Organic farming practices focus on stimulating the soil to create healthy, strong crops. Conventional farms, however, add large inputs of potential pollutants such as pesticides and synthetic fertilisers to the soil. Although artificial intervention like this helps to control pests and diseases, it often deteriorates the soil.
If you speak to an organic farmer, they’ll proudly share with you how healthy their soil structure is. The thought of spraying chemicals over crops will send shivers down their spine. Organic farmers have to be creative when it comes to pests and diseases. Employing sustainable farming practices such as crop rotation, natural soil fortifiers and understanding life cycles of pests are all important strategies for organic farmers.

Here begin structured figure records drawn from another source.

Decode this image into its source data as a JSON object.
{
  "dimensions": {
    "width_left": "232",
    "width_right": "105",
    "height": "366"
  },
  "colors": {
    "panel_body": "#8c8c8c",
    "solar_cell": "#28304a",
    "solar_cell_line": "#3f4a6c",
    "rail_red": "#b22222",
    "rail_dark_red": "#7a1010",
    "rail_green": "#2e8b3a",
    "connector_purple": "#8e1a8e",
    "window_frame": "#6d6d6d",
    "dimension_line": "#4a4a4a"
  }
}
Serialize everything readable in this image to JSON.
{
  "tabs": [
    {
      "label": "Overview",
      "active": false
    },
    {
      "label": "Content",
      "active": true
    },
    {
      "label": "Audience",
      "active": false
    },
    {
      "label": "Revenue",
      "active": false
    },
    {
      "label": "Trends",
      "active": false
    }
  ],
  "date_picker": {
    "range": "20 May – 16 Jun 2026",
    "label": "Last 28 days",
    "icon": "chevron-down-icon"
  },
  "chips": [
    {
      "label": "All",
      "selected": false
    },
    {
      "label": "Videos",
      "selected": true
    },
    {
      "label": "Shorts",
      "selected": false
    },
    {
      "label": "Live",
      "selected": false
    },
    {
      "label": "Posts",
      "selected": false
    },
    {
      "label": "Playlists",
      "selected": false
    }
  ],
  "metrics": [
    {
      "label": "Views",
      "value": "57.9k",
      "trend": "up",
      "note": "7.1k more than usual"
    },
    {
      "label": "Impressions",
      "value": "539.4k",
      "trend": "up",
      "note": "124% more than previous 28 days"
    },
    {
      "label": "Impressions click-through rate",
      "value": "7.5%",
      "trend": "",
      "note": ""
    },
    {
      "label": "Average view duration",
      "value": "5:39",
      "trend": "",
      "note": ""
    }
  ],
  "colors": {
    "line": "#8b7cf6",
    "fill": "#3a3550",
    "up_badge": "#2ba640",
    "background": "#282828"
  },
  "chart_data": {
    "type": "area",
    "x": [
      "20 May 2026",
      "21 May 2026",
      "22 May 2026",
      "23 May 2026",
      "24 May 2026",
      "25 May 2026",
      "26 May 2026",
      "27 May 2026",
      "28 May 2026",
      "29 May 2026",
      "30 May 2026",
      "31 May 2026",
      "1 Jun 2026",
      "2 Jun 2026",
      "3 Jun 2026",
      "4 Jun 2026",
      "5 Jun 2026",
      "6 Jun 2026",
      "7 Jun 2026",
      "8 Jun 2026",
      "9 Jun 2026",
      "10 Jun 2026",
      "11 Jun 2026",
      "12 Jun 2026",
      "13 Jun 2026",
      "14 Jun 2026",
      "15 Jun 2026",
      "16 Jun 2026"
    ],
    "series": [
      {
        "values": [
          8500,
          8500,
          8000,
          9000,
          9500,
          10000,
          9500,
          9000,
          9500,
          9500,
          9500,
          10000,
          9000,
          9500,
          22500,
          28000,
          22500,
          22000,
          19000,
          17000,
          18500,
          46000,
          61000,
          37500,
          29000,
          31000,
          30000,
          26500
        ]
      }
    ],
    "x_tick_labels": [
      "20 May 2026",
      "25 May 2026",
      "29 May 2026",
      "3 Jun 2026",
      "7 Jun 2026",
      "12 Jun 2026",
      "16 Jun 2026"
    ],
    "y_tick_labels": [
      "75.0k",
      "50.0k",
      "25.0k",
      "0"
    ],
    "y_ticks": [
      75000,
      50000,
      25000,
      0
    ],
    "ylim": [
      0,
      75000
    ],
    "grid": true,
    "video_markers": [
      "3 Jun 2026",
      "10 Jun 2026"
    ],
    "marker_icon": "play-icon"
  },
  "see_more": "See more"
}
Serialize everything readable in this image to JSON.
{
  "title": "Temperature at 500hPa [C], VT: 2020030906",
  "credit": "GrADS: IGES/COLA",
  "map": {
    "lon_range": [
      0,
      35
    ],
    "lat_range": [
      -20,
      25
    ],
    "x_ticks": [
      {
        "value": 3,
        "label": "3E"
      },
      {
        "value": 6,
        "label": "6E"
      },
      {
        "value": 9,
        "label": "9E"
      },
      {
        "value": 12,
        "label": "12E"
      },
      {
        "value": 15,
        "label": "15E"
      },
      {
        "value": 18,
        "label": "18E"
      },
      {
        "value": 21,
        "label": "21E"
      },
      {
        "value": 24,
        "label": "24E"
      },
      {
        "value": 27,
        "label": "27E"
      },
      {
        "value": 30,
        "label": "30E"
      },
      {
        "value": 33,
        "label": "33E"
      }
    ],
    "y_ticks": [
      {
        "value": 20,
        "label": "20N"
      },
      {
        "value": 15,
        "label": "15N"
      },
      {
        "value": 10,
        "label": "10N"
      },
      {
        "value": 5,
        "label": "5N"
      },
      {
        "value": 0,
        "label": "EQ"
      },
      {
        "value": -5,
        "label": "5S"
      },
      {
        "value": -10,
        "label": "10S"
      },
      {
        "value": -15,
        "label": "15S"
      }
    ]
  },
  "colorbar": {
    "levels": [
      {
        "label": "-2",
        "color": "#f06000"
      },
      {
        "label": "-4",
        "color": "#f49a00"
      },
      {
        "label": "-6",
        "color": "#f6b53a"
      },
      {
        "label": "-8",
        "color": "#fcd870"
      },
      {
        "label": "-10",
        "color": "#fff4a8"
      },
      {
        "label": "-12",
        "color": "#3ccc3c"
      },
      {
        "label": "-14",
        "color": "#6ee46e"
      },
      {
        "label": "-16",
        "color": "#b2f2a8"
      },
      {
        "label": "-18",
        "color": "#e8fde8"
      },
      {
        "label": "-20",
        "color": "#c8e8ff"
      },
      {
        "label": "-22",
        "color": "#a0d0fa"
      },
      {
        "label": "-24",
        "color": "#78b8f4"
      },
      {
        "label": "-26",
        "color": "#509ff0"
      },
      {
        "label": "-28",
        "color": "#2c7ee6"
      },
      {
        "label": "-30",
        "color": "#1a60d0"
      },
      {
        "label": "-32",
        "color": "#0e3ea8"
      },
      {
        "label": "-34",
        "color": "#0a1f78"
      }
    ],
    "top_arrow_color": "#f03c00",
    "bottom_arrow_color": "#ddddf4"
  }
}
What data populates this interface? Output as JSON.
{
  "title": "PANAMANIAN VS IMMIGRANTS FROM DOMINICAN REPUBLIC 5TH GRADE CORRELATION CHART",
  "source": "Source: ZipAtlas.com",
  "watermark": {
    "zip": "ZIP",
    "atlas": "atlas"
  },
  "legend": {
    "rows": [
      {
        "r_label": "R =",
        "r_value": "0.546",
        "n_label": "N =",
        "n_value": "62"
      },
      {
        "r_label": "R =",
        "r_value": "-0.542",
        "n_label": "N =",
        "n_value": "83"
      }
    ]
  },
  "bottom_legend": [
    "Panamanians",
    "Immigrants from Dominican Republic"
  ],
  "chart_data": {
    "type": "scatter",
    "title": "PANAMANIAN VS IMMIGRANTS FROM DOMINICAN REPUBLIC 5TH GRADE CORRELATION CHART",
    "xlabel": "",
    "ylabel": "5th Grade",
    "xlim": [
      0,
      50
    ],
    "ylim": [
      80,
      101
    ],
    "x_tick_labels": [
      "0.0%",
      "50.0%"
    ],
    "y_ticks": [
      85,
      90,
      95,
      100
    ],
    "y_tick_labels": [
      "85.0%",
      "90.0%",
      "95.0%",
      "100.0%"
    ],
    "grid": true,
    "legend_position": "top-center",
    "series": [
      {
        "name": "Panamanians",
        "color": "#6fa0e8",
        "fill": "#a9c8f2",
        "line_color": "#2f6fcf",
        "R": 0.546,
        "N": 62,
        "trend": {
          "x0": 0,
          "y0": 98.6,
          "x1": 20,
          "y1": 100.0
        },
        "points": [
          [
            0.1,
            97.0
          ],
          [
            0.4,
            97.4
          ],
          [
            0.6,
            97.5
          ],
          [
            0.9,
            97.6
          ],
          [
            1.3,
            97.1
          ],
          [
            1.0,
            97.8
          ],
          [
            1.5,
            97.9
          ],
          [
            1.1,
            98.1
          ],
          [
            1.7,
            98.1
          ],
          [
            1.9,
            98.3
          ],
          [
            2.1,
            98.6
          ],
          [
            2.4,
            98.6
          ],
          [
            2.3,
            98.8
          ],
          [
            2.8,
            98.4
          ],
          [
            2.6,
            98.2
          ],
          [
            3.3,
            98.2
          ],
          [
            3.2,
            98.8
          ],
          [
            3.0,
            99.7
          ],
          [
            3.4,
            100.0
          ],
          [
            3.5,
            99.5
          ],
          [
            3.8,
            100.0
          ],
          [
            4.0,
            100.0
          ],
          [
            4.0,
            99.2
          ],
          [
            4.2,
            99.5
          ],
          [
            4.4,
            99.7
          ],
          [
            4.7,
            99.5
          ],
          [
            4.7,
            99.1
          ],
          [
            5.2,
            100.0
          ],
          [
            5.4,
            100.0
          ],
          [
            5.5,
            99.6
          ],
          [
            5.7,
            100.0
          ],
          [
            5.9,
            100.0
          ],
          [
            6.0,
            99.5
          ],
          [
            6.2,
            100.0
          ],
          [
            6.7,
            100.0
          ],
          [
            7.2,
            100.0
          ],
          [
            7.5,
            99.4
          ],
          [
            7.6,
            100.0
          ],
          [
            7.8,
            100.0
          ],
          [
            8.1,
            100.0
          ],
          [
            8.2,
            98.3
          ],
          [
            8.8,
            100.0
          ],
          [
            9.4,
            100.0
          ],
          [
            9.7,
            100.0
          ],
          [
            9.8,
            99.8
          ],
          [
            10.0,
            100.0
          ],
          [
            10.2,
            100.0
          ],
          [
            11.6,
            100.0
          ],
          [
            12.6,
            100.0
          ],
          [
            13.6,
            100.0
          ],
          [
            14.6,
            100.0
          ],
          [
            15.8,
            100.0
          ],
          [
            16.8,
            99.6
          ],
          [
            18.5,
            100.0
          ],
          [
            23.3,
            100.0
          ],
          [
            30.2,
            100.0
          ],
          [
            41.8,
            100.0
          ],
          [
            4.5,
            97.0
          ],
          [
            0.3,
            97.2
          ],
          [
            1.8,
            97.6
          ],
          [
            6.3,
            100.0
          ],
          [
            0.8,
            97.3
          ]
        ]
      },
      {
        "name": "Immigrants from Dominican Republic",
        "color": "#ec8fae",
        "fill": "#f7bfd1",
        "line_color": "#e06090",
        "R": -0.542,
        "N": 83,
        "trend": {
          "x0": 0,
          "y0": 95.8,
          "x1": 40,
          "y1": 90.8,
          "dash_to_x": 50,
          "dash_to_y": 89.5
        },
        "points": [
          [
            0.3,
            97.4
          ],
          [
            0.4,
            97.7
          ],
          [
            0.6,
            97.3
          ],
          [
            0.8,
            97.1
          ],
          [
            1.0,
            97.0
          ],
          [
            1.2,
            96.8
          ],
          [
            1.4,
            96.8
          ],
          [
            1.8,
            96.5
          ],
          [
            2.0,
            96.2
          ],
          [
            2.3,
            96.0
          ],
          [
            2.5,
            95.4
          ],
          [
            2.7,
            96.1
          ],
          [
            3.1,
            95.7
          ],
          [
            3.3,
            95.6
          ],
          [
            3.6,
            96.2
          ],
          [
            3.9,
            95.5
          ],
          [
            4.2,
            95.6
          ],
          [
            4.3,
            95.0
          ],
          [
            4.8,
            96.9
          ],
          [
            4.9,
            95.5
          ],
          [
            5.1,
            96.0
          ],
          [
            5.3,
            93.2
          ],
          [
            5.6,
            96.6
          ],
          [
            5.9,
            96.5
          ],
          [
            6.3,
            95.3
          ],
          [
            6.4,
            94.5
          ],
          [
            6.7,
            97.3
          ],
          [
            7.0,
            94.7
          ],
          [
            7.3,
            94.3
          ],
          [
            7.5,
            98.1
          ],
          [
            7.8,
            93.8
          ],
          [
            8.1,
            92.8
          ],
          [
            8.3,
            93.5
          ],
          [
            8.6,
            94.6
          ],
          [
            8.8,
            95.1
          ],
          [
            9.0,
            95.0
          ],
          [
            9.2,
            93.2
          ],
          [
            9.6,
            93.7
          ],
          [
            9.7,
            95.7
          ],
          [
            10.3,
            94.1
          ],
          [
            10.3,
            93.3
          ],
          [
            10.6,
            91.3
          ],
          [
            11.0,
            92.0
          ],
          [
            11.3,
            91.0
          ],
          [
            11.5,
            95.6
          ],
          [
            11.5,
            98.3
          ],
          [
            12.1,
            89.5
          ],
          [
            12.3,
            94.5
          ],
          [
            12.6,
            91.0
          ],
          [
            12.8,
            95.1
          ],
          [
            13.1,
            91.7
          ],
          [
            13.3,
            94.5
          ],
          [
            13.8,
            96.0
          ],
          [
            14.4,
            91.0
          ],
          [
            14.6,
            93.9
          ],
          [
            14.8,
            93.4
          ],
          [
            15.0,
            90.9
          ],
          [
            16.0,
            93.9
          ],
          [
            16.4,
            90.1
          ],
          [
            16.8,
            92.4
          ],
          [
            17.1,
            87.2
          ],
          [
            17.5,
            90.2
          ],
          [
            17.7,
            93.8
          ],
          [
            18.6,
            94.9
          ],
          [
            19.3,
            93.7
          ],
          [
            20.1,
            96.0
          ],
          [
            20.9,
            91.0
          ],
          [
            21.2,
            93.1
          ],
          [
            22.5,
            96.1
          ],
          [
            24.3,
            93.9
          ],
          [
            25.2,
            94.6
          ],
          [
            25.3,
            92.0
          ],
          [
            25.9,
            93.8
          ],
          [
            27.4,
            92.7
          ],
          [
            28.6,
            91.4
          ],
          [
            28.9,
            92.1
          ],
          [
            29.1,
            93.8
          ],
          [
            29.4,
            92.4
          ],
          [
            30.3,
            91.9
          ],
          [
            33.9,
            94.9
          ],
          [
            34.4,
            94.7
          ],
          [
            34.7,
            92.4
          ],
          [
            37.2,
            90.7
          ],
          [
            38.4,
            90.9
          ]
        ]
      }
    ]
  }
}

GMO stands for genetically modified organism. This means that an organism has had genetic material from a different species added to its own DNA. One of the main purposes behind GMO development is to patent a seed. By changing the DNA in this way, the seed becomes a “human invention” and therefore the company who owns the patent collects royalties for its use – usually from the growers. If, like us, this way of thinking doesn’t sit right for you, then choose GMO-free foods.
Pesticides are sprayed by conventional farmers to target insects, plants and fungi. If products are “pesticide-free”, “insecticide-free”, “spray-free” or “chemical-free”, they’re grown and produced without chemicals, however have not been tested against the strict regulations to be Certified as Organic.
So, do you think the chimps are onto something? We think so!